The People Vs. Fossil Fuels actions this past week in Washington, DC — 655 arrests! — brought back a lot of memories. In November of 1972 I was living in DC when the continent-wide Trail of Broken Treaties arrived there and took over the Bureau of Indian Affairs. I spent time outside the BIA building in the evenings in support. Then, several months later, after local activists and the American Indian Movement occupied buildings in Wounded Knee, SD on the Pine Ridge Reservation, and after a call went out for non-Indigenous people to come there in support, I did so. I stayed for two-plus weeks, helping to set up a support and communications office in Rapid City.

The leadership and visibility and inspiration and music and drumming and actions of Indigenous people from around what is now called the United States were such a very big deal this past week! To feel and experience this beating heart of resistance from peoples who have been under a terrible and wicked, life-draining siege for so long; to be moved by and dance to the sound of the drums; to be inspired by the deep, deep earth wisdom of Casey Camp Horinek; to be there able to respond and actively support the flag pole actions at the Army Corps of Engineers Tuesday afternoon; to be able to support the sit-in led by elders inside the Bureau of Indian Affairs/DOE building Thursday afternoon — these are experiences I will not forget.

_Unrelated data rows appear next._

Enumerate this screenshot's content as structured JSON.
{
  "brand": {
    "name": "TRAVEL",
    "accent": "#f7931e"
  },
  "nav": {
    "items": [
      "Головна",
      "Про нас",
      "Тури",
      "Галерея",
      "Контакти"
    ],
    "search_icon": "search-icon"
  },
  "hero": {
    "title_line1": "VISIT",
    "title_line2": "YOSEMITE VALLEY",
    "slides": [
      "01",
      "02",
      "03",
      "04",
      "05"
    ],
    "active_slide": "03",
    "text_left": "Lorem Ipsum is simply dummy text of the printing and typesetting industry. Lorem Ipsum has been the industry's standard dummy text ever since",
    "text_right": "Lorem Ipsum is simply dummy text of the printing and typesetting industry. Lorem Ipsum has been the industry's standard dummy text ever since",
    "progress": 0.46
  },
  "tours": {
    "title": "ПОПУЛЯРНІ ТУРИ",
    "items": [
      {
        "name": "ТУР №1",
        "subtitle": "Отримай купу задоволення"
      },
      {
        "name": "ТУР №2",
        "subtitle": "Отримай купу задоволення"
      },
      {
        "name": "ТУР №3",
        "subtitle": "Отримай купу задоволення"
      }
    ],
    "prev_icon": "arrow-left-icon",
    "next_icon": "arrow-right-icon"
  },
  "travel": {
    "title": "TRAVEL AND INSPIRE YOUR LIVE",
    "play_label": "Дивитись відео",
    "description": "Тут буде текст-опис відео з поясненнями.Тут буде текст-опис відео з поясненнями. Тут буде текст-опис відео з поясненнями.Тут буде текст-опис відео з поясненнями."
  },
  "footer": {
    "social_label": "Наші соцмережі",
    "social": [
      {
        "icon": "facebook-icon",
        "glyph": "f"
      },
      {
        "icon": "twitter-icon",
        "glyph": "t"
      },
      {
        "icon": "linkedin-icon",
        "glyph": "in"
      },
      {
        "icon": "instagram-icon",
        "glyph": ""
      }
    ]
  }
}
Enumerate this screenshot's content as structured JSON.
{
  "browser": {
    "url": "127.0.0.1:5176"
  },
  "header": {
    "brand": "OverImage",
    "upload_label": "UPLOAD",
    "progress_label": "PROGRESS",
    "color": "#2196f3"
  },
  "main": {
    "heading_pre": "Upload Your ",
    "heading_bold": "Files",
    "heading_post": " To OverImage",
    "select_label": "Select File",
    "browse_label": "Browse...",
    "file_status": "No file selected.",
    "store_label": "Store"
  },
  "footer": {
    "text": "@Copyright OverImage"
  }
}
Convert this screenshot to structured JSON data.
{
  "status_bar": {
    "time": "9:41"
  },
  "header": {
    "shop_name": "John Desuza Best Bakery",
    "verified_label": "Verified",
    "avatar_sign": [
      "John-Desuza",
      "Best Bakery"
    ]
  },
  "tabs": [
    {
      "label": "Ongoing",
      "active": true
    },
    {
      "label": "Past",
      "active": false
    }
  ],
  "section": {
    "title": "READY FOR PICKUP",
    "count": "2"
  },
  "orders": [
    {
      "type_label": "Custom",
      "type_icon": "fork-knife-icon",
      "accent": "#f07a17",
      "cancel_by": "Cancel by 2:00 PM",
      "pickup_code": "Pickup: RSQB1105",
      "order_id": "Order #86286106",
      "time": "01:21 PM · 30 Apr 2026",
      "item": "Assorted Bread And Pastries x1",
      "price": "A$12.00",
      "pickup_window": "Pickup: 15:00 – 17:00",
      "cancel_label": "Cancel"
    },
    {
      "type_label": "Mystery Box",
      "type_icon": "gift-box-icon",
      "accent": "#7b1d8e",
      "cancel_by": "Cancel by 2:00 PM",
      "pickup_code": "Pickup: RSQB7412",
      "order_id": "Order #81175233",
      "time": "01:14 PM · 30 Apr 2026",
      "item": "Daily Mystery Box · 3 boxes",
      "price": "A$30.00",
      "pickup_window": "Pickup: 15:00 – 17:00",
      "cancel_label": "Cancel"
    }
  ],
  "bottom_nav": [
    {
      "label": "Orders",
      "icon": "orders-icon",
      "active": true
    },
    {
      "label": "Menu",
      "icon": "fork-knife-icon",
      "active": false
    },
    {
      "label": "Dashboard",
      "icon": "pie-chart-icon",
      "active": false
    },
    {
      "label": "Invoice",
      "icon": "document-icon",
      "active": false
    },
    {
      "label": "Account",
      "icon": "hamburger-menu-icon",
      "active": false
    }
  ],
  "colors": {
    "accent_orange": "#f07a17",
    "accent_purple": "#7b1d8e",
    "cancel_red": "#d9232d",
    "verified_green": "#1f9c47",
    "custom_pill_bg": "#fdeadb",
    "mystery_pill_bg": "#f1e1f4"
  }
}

Each day of the week began with well-organized actions at the White House. There were very big puppets and colorful banners and flags made by people who knew what they were doing, visuals to go along with the theatre of negotiated arrests by the police of the scores of people daily clogging the sidewalk right next to the White House fence. Throughout all this time each day of marching to and arriving at the White House, setting things ups, being given three warnings by the police, and then the arrests, there were short, amplified presentations by frontline leaders of fights against new fossil fuel infrastructure all over the country — Alaska, New Mexico, Texas, Minnesota, Virginia, West Virginia, Louisiana, Nebraska, California, Alabama, South Dakota, Pennsylvania, North Carolina, New Jersey, New York and more. There were passionate chants and singing.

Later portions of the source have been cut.